One of my favorite reads of the last few years has been Tim Wu’s The Curse of Bigness. Wu is a terrific storyteller and in just 154 pages he manages to tell an epic and highly entertaining story of the battle for nothing less than America’s economic and political soul.

Wu tells his tale through the lens of antitrust policy, chronicling the ideological and regulatory struggle between private power and state power since the rise of the industrial giants in the late 1800s. You might distantly remember Standard Oil and “trustbusting” from middle school history class and think it irrelevant to our more enlightened times, but Wu makes a very compelling case that the tech giants of today are playing the same role — and are no less ruthless.

The topic of antitrust policy sounds like dry, academic stuff but I found his book to be exactly the opposite. The Curse of Bigness feels to me like an essential primer of what’s happening in America today: massive income equality, polarized politics, the rise of authoritarian figures, and — not least — a pervasive feeling across the electorate that the game we’re all playing is rigged.

I’ve read the book twice, watched several of his related lectures, and also gotten my wife to read it. I’ll probably read it again soon.

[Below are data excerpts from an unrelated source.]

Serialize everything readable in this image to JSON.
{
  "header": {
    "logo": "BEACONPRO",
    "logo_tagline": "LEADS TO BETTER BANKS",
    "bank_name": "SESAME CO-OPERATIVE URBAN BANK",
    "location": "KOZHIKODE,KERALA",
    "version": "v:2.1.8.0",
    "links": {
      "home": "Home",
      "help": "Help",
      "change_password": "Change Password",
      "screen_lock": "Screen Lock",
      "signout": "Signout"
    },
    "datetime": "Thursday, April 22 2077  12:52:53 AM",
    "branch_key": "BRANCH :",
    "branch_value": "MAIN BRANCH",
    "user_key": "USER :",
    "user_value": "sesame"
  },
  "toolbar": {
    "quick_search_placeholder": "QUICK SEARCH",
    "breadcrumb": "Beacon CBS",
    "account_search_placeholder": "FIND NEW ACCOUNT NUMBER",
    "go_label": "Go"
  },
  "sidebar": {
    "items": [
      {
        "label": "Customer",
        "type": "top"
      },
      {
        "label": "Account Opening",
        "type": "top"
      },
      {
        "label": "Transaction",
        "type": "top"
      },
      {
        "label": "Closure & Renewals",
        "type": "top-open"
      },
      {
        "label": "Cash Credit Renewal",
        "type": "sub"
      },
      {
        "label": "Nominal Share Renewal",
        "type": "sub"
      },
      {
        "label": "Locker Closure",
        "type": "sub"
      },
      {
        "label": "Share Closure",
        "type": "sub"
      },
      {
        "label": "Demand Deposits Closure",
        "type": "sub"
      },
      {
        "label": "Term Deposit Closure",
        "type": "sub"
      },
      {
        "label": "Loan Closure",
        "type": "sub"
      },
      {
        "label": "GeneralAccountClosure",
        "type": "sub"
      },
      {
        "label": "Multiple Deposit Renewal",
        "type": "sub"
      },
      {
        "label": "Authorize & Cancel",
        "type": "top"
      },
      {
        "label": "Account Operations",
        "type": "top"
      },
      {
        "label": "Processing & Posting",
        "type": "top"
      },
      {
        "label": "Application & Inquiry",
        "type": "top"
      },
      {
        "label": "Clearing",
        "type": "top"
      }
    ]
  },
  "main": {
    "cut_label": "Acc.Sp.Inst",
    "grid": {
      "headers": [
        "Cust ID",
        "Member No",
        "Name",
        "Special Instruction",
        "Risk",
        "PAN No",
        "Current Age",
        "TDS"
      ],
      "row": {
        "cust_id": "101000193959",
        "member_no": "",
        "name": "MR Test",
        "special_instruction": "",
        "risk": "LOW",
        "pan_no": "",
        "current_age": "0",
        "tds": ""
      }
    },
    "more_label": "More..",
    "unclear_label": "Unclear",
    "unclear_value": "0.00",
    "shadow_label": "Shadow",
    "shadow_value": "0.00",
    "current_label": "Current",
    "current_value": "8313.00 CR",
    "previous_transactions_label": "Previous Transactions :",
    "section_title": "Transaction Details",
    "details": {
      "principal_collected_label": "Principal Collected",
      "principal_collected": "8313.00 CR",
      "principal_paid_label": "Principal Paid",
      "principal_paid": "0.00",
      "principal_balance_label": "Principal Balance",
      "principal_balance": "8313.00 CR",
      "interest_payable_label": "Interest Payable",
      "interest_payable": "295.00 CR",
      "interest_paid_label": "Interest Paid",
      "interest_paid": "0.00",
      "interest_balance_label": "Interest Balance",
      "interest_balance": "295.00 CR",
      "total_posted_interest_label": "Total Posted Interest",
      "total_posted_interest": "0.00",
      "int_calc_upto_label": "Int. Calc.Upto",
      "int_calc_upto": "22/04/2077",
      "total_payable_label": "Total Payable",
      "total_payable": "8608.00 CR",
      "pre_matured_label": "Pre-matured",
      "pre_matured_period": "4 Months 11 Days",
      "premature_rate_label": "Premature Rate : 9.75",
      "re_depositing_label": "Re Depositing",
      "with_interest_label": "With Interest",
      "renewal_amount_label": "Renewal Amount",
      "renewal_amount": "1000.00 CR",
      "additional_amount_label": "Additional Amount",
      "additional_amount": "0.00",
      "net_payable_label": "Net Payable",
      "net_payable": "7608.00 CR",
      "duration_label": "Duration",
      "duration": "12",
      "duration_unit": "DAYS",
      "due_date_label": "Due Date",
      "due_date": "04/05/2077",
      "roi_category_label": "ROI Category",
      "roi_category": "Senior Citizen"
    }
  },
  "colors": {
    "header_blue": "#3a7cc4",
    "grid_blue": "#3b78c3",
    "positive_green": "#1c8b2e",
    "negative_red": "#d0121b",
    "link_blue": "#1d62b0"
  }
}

Not yet convinced? Ease into the sexy topic of antitrust with this new segment on tech monopolies by the always brilliant John Oliver. Wu’s book makes an appearance in the episode along with plenty of other supporting arguments that today’s tech giants are every bit as dangerous as those that used to control oil, telecoms, and railroads.

The only difference between then and now is that the monopolists aren’t commanding large parts of the physical world. Instead, they’re hiding in the apps on your phone.